Let $F = \Phi (X^x_T)$. $X^x_T$ behaves as a risky asset such that $dX^x_t=rX^x_tdt+\sigma X^x_tdW_t$ with $W_t$ standard Brownian Motion; $X_0^x=x$. $\Phi$ is continuous with linear growth and $P(x) = e^{−rT}\mathbb{E}[F]$. Prove that $P \in C^2(\mathbb{R}_+;\mathbb{R}) $.
I've already proved that $P \in C^1(\mathbb{R}_+;\mathbb{R}$). Also, solving the SDE, we obtain $X^x_T=x e^{(r-\frac{\sigma^2}{2})T+\sigma \sqrt{T}Y}$ with $Y \sim \mathcal{N}(0,1)$ but I have no idea on how to continue. Could some one help me? Thanks in advance.

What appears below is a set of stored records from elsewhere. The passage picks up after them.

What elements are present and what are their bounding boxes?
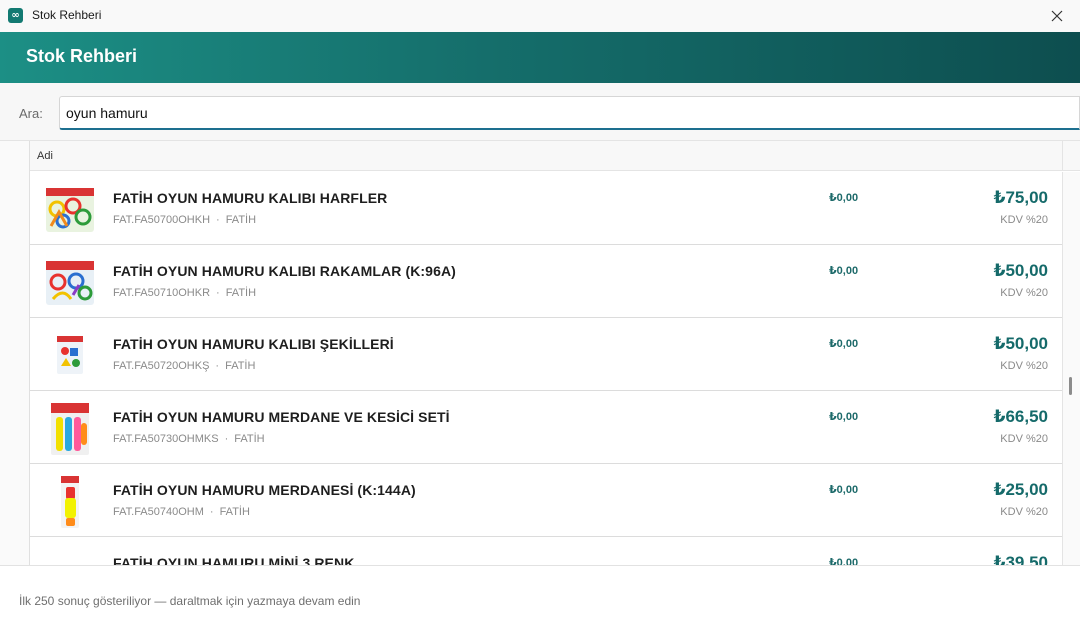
vat-rate: KDV %20 bbox=[1000, 433, 1048, 445]
list-item[interactable]: FATİH OYUN HAMURU KALIBI HARFLER FAT.FA50… bbox=[30, 172, 1062, 245]
search-label: Ara: bbox=[19, 106, 43, 121]
sale-price: ₺39,50 bbox=[993, 553, 1048, 565]
sale-price: ₺50,00 bbox=[993, 261, 1048, 280]
list-item[interactable]: FATİH OYUN HAMURU MERDANE VE KESİCİ SETİ… bbox=[30, 391, 1062, 464]
product-name: FATİH OYUN HAMURU MİNİ 3 RENK bbox=[113, 555, 355, 565]
status-footer: İlk 250 sonuç gösteriliyor — daraltmak i… bbox=[0, 565, 1080, 627]
column-header-adi[interactable]: Adi bbox=[30, 141, 1062, 171]
search-input[interactable] bbox=[59, 96, 1080, 130]
results-list: FATİH OYUN HAMURU KALIBI HARFLER FAT.FA50… bbox=[30, 172, 1062, 565]
secondary-price: ₺0,00 bbox=[829, 484, 859, 496]
window-title: Stok Rehberi bbox=[32, 8, 102, 22]
secondary-price: ₺0,00 bbox=[829, 338, 859, 350]
product-name: FATİH OYUN HAMURU KALIBI RAKAMLAR (K:96A… bbox=[113, 263, 456, 279]
product-code: FAT.FA50710OHKR bbox=[113, 287, 211, 299]
product-thumbnail bbox=[61, 476, 79, 528]
product-brand: FATİH bbox=[219, 506, 250, 518]
row-header-gutter bbox=[0, 141, 30, 565]
list-item[interactable]: FATİH OYUN HAMURU KALIBI RAKAMLAR (K:96A… bbox=[30, 245, 1062, 318]
vat-rate: KDV %20 bbox=[1000, 360, 1048, 372]
product-thumbnail bbox=[51, 403, 89, 455]
product-code: FAT.FA50720OHKŞ bbox=[113, 360, 210, 372]
results-grid: Adi FATİH OYUN HAMURU KALIBI HARFLER FAT.… bbox=[0, 140, 1080, 565]
product-brand: FATİH bbox=[234, 433, 265, 445]
list-item[interactable]: FATİH OYUN HAMURU MERDANESİ (K:144A) FAT.… bbox=[30, 464, 1062, 537]
meta-separator: · bbox=[215, 360, 220, 372]
product-brand: FATİH bbox=[225, 287, 257, 299]
app-infinity-icon: ∞ bbox=[8, 8, 23, 23]
vertical-scrollbar[interactable] bbox=[1062, 172, 1080, 565]
product-thumbnail bbox=[43, 547, 97, 565]
product-code: FAT.FA50700OHKH bbox=[113, 214, 211, 226]
product-meta: FAT.FA50730OHMKS · FATİH bbox=[113, 433, 265, 445]
list-item[interactable]: FATİH OYUN HAMURU MİNİ 3 RENK ₺0,00 ₺39,50 bbox=[30, 537, 1062, 565]
vat-rate: KDV %20 bbox=[1000, 506, 1048, 518]
secondary-price: ₺0,00 bbox=[829, 411, 859, 423]
column-header-filler bbox=[1062, 141, 1080, 171]
product-name: FATİH OYUN HAMURU KALIBI ŞEKİLLERİ bbox=[113, 336, 394, 352]
search-row: Ara: bbox=[0, 83, 1080, 140]
sale-price: ₺50,00 bbox=[993, 334, 1048, 353]
vat-rate: KDV %20 bbox=[1000, 287, 1048, 299]
product-name: FATİH OYUN HAMURU MERDANE VE KESİCİ SETİ bbox=[113, 409, 450, 425]
app-header: Stok Rehberi bbox=[0, 32, 1080, 83]
footer-status-text: İlk 250 sonuç gösteriliyor — daraltmak i… bbox=[19, 594, 361, 608]
header-title: Stok Rehberi bbox=[26, 46, 138, 66]
product-thumbnail bbox=[46, 261, 94, 305]
meta-separator: · bbox=[209, 506, 214, 518]
product-meta: FAT.FA50710OHKR · FATİH bbox=[113, 287, 256, 299]
vat-rate: KDV %20 bbox=[1000, 214, 1048, 226]
title-bar: ∞ Stok Rehberi bbox=[0, 0, 1080, 32]
product-thumbnail bbox=[46, 188, 94, 232]
secondary-price: ₺0,00 bbox=[829, 192, 859, 204]
meta-separator: · bbox=[216, 287, 220, 299]
product-brand: FATİH bbox=[225, 214, 257, 226]
list-item[interactable]: FATİH OYUN HAMURU KALIBI ŞEKİLLERİ FAT.FA… bbox=[30, 318, 1062, 391]
scrollbar-thumb[interactable] bbox=[1069, 377, 1072, 395]
product-meta: FAT.FA50700OHKH · FATİH bbox=[113, 214, 256, 226]
product-thumbnail bbox=[57, 336, 83, 374]
close-icon bbox=[1051, 10, 1063, 21]
column-header-label: Adi bbox=[37, 150, 53, 162]
product-name: FATİH OYUN HAMURU MERDANESİ (K:144A) bbox=[113, 482, 416, 498]
sale-price: ₺66,50 bbox=[993, 407, 1048, 426]
secondary-price: ₺0,00 bbox=[829, 265, 859, 277]
product-code: FAT.FA50740OHM bbox=[113, 506, 204, 518]
product-brand: FATİH bbox=[225, 360, 256, 372]
product-meta: FAT.FA50740OHM · FATİH bbox=[113, 506, 250, 518]
product-name: FATİH OYUN HAMURU KALIBI HARFLER bbox=[113, 190, 388, 206]
product-code: FAT.FA50730OHMKS bbox=[113, 433, 219, 445]
secondary-price: ₺0,00 bbox=[829, 557, 859, 565]
sale-price: ₺25,00 bbox=[993, 480, 1048, 499]
meta-separator: · bbox=[216, 214, 220, 226]
product-meta: FAT.FA50720OHKŞ · FATİH bbox=[113, 360, 255, 372]
close-button[interactable] bbox=[1034, 0, 1080, 31]
meta-separator: · bbox=[224, 433, 229, 445]
sale-price: ₺75,00 bbox=[993, 188, 1048, 207]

This is shown in Le Gall Brownian Motion, Martingales, and Stochastic Calculus theorem 7 (for continuous and bounded but the proof is similar). Another source is here lecture 12: stochastic differential equations, diffusion:
Define the infinitesimal generator of the process $X_{t}$ to be the differential generator
$$G=\frac{1}{2}\sigma^2(x)\partial_{xx}+\mu(x)\partial_{x}.$$
As mentioned there one needs to make a modification for unbounded. In particular, we need integrability but thanks to the linear growth we have
$$E[\Phi(X_{t}^{x})]\leq cE[|X_{t}^{x}|]=cE[X_{t}^{x}]=cxe^{rT}<\infty.$$
The rest of the proof is the same as in the case of $f$ being bounded and continuous.